261 S.E.2d 407 | Ga. Ct. App. | 1979
WINDLAND COMPANY et al.
v.
FEDERAL DEPOSIT INSURANCE CORPORATION.
Court of Appeals of Georgia.
James O. Wilson, Jr., Charles T. Autry, for appellants.
Thomas E. Prior, for appellee.
DEEN, Chief Judge.
The appellee FDIC, following its appointment as receiver of the assets of the Hamilton National Bank of Chattanooga in the U. S. District Court for the Eastern District of Tennessee, exercised a power of sale in a deed to secure debt to certain DeKalb County real estate by the grantor Windland Company. Confirmation of the foreclosure sale was applied for in and granted by the U. S. District Court for the Northern District of Georgia. The present action for deficiency judgment was then filed in the Superior Court of DeKalb County. The appellee applied for and obtained a summary judgment from which Windland Co. and its guarantor Hanes appeal. Held:
1. Code § 67-1503 requires, when real estate is foreclosed on and sold under power without legal process, that "no action may be taken to obtain a deficiency judgment unless the person instituting the foreclosure proceedings shall, within 30 days of such sale, report the sale to the judge of the superior court of the county in which the land lies for confirmation and approval, and obtains an order of confirmation and approval thereon." The U. S. District Court for the Northern District of Georgia in its Confirmation Order No. C77-914A dated December 13, 1977, held that "federal jurisdiction exists over confirmation proceedings by Ga. Code § 67-1503 ... despite language in the Georgia statute specifically requiring that the report of the foreclosure sale be made to the judge of the Georgia Superior Court of the county where the land lies," citing FDIC v. Honea, 440 FSupp. 1064. In that case federal jurisdiction of a proceeding seeking a confirmation after foreclosure sale was challenged. The court held that the federal court had jurisdiction despite the language of Code § 67-1503 limiting it to superior courts of counties where the real estate is situated, because FDIC was a party and because *743 the application was a civil action to wind up the affairs of an insolvent national bank. It further held, citing Markham v. City of Newport News, 292 F2d 711 (4th Cir. 1961) that where a state provides a substantive right and attempts to limit the remedy for its enforcement to a proceeding in a state court, the controversy may be adjudicated in any United States District Court which would otherwise have jurisdiction had such restriction not been placed thereon. It then held that Code § 67-1503, although requiring a confirmation of sale by the superior court of the county where the land lies as a condition precedent to an action for deficiency judgment should be construed as allowing the confirmation proceedings to be brought in any United States District Court which would otherwise present an available forum. No ruling was made as to the bringing of any subsequent deficiency action.

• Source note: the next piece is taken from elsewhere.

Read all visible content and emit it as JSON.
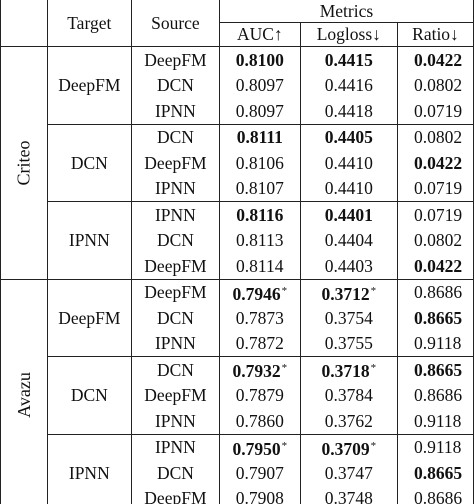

Insofar as these opinions hold that state courts cannot curtail federal jurisdiction which the latter otherwise possess we are in full agreement. We also agree with the appellee's contentions in its brief that the deficiency judgment action is a suit separate and distinct from the application for confirmation of sale, and note its further statement that "FDIC could have brought the deficiency action in ... federal court."
What we do not agree with is that a federal court can legislate by construction the statutory requirements for the bringing of an action in the state court. Confirmation of sale need not be, and sometimes cannot be, followed by an action for deficiency judgment, but a successful deficiency judgment action in a state court must, as a condition precedent, be founded on a confirmation order signed by a superior court judge of the superior court in which the land lies.
The Honea case, supra, goes so far as to admit by addendum that "it appears that, in some cases, a local trial judge in the county in which the land lies may, in fact, be better equipped to determine whether a particular sale should be confirmed." Id. p. 1066. We have no quarrel with the district court's analysis of its jurisdiction over confirmation orders, but neither that court nor any other has gone so far as to rule that it may also decide what *744 conditions the state legislature should require for actions brought within its state court system. The grant of summary judgment was error.
2. It might also be noted that the Honea case, supra, was decided in November, 1977, subsequent to the Georgia Supreme Court Rule 42 which permits Circuit Courts of Appeals of the United States entertaining "propositions of the laws of this State which are determinative of said cause and there are no clear controlling precedents in the appellate court decisions of this State" to certify questions of law to the Georgia Supreme Court. It appears to us that Code § 67-1503 is so clear and emphatic in requiring as a condition precedent a confirmation from the superior court of the county where the land lies that this court feels constrained, in the absence of a directive from the Georgia Supreme Court, to apply the unambiguous language there contained.
Judgment reversed. Shulman and Carley, JJ., concur.